И я знала, что она права. Во всем, кроме денег. Вадим слишком гордый, и он бы до копейки все вернул, я точно знаю. А в остальном – все правда. Только легче не стало. И в груди саднит и дерет, выкручивается все. Иногда хочется сесть на постель к нему, руки к лицу поднести. Сказать хочется, что не уйду, потому что люблю его безумно… и не говорю, не подхожу. Терплю, стиснув зубы.
Не думала ни о чем, когда к Васильку приезжала. Любовалась им в новом свитерке, джинсах и кроссовках. Какой же он симпатичный, и уши его лопоухие так мило смотрятся. Нежный такой, как девочка, реснички эти длинные, как у старшего Войтова.
– Красавчик.
– Мальчики не должны быть красивыми, они должны быть умными и сильными.
– Это кто сказал? Некрасивые мальчики, наверное? Вракииии. Девочки любят красивых.
Он на меня во все глаза смотрит и руки в карманы то засовывает, то вытаскивает. Я вижу, как ему нравится обновка, и меня саму распирает от счастья. Непроизвольно все поправляю на нем, волосики отросшие приглаживаю. Какой же он маленький, сладкий. Радуется так всегда, когда я прихожу. Бежит, улыбается. Рисунки мне новые носит. Как я прекращу к нему ездить? Ну вот как? Мне ж его глаза огромные покоя не дадут. Я спать не смогу спокойно, зная, что он ждет там один у забора.
– Вадька красивый. Он на маму похож. Правда ведь, красивый?
– Красивый, да. И ты на него очень похож. Просто ты маленький красавчик, а он большой.
– Я не маленький. Я уже вырос на целых три сантиметра. Нас сегодня измеряли и взвешивали.
– Ну и сколько ты весишь?
Улыбка пропала с лица, едва он назвал цифру. Потом я бежала в кабинет Тамары Георгиевны и записывала какие витамины надо купить, кому отнести, сколько дать нянечке, чтоб вовремя давала железо в сиропе.
– Ну а как вы хотели. Мы стараемся. Как можем. На что финансов хватает. За каждым, чтоб вовремя поел, не присмотришь. Тут как маленькая колония, они и отбирают друг у друга, и что-то выменивают на еду. Это вам не детский садик.
– Я могу забирать его в обед и кормить сама.

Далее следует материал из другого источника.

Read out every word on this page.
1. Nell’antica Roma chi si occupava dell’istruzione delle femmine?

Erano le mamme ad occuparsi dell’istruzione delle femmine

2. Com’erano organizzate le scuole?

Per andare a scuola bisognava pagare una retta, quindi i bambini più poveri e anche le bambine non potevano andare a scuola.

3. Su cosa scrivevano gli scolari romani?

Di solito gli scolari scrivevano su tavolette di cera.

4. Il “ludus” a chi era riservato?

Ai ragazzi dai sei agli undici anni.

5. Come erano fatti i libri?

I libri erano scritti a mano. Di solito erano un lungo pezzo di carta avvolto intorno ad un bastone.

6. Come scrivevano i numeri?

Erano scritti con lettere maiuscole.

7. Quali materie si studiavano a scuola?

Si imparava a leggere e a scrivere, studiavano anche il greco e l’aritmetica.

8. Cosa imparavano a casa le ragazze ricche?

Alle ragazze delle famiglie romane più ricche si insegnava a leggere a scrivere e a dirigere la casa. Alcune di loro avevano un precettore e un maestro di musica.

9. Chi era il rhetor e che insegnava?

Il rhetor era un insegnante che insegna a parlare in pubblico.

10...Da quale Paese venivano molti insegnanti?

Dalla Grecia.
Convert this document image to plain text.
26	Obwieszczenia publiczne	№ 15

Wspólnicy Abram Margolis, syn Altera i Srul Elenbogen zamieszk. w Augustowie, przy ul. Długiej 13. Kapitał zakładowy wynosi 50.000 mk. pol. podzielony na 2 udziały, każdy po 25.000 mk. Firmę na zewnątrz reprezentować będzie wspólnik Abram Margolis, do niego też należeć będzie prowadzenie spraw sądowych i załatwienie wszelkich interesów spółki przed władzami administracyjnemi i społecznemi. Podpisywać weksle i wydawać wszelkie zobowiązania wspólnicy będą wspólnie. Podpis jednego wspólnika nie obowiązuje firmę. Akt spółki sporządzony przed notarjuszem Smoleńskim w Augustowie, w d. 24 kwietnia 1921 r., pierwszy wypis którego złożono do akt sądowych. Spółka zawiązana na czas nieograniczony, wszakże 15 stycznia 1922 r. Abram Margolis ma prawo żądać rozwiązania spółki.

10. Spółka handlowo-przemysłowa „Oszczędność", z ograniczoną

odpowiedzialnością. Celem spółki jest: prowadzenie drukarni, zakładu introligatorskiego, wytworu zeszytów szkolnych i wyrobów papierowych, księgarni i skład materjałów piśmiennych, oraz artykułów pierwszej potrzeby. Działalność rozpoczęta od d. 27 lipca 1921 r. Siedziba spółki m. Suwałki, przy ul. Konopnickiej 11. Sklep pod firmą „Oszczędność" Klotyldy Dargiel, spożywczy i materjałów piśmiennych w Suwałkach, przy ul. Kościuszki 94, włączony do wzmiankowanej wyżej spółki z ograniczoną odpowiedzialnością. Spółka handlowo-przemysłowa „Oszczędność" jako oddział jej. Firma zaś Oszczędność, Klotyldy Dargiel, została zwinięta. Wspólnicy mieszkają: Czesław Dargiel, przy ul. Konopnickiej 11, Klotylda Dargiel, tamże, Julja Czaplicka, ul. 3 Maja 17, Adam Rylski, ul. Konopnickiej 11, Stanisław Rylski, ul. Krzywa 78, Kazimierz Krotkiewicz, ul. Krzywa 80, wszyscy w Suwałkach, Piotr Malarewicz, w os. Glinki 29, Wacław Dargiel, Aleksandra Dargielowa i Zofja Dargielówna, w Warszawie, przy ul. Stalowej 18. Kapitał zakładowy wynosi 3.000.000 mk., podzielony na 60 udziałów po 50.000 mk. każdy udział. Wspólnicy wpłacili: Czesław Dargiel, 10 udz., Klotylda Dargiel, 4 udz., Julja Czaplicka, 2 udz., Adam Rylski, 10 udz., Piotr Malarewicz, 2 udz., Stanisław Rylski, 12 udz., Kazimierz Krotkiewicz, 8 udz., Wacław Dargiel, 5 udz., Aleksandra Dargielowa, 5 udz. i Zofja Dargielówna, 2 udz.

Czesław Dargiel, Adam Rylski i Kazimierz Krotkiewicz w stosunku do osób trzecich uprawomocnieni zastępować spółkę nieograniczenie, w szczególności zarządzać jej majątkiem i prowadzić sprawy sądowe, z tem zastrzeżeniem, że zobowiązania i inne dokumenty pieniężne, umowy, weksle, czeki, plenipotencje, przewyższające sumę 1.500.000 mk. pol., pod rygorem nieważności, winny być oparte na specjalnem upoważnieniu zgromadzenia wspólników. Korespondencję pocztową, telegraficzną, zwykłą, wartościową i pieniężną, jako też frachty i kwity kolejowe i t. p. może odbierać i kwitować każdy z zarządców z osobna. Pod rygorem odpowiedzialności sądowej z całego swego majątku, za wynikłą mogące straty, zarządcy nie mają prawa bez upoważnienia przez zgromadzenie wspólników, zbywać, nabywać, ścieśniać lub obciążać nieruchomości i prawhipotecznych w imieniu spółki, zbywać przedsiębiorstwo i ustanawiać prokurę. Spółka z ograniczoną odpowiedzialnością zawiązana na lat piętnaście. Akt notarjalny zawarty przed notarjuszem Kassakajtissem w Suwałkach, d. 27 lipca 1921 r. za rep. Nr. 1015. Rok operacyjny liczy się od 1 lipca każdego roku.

– Можете… но для меня это определенный риск, вы ж понимаете. Я вас мало знаю. Конечно, рекомендация нашей нянечки, но это не разрешение службы опеки. С меня, если что, три шкуры спустят.
Я положила ей на стол конвертик на шторы для актового зала, и ее настроение и взгляды на ситуацию тут же стали положительными.
– Каждый день не получится, но несколько раз в неделю можно устроить, и то не дай бог какая-то проверка, вы должны его тут же везти обратно. С понедельника можете попробовать забирать на пару часов. Будете писать расписку, оставлять у меня паспорт.
Я б у нее оставила что угодно, лишь бы она позволила забрать малыша из этого места хотя бы на час. Попрощавшись с Васильком, я заехала в очередной раз к дому Вадима, передала соседке Анфисе денег на корм для пса. Она уверила меня, что шельмец ни в чем не нуждался, и она и так забегала его подкормить.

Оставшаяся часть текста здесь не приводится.